Plus, he notes that staff, especially the sales teams, have long been using personal email to communicate with the various retail outlets. “It defeats the purpose if they use personal email for official work.”
It has sometimes been a delicate issue too as senior staff, who have long had company email ID, may at times not share emails with some people who feel left out of the loop and slighted. But the recent move to issue email to all staff, starting by departments, will help improve the flow of information.
Of course there are early problems of staff needing to learn to use email properly. “There is too much CC-ing going on which can get annoying,” notes Cheng wryly. But that is part of the learning curve in handling any new technology feature introduced.
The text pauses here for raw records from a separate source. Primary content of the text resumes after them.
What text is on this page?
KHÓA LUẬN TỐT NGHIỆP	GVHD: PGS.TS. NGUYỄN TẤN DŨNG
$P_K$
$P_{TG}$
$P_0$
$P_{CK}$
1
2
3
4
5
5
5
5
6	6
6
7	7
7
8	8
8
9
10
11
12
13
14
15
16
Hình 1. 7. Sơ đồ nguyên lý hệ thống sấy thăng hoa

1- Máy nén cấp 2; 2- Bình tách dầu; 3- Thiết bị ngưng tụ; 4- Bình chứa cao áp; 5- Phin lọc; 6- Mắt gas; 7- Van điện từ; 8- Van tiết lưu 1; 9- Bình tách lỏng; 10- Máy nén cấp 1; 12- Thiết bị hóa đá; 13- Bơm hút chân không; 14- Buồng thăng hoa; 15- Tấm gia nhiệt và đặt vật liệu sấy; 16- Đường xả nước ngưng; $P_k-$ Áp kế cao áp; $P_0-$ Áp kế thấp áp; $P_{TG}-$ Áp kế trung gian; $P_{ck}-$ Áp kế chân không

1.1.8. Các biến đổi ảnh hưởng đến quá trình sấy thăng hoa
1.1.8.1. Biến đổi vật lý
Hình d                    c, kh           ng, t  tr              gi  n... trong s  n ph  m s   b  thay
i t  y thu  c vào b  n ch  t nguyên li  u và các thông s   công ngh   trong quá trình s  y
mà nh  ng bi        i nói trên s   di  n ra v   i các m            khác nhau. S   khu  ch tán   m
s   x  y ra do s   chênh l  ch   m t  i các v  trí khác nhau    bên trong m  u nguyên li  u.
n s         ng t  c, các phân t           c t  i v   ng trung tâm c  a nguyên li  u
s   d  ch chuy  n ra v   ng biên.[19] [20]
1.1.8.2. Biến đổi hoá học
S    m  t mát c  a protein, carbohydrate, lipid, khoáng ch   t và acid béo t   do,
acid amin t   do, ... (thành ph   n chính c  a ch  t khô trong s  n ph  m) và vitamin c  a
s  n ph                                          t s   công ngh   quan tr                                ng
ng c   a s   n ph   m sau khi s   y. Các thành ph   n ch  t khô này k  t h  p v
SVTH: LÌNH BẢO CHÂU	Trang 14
What is interesting here is that Cheng considers this the first phase of the liberalization of information in Khind with giving all staff their own email ID representative of the open book management style he is introducing. “I see IT as an important tool to allow us to accelerate changes,” he says. “Our staff will now look at us senior managers to see if we are transparent.”
The introduction of a company Facebook page too allows staff to share their thoughts, feelings and ideas in an open manner and for departments like HR to share information more easily and respond to requests.
Being open and transparent is important to Cheng as he believes that poor communications has a hidden cost to companies. “I feel that companies that have poor communications suffer from lots of misunderstandings and this actually slows work down as their systems are not good and people become suspicious of each others motives.”
At Khind, he strives to keep things open and ensure staff are consistent in what they do. “I believe this will reduce suspicions of each other and we will become more transparent.”
Adds Boh, “in moving towards an open book management style we will keep everything transparent and above board.”
Indeed Cheng believes that as the company becomes honest and practises high integrity in the information it shares, “we will also attract those with high integrity and honesty and having more of such people join us will further reduce miscommunications and just enhance the work environment and culture of Khind. It comes back to the culture issue, I feel.”
While he is using technology to help him achieve some of his goals he notes that it is just a tool. “It still is about procedure and people’s mindset. You can have the best software but without discipline and commitment to use it and use it well, it will be a waste of time.”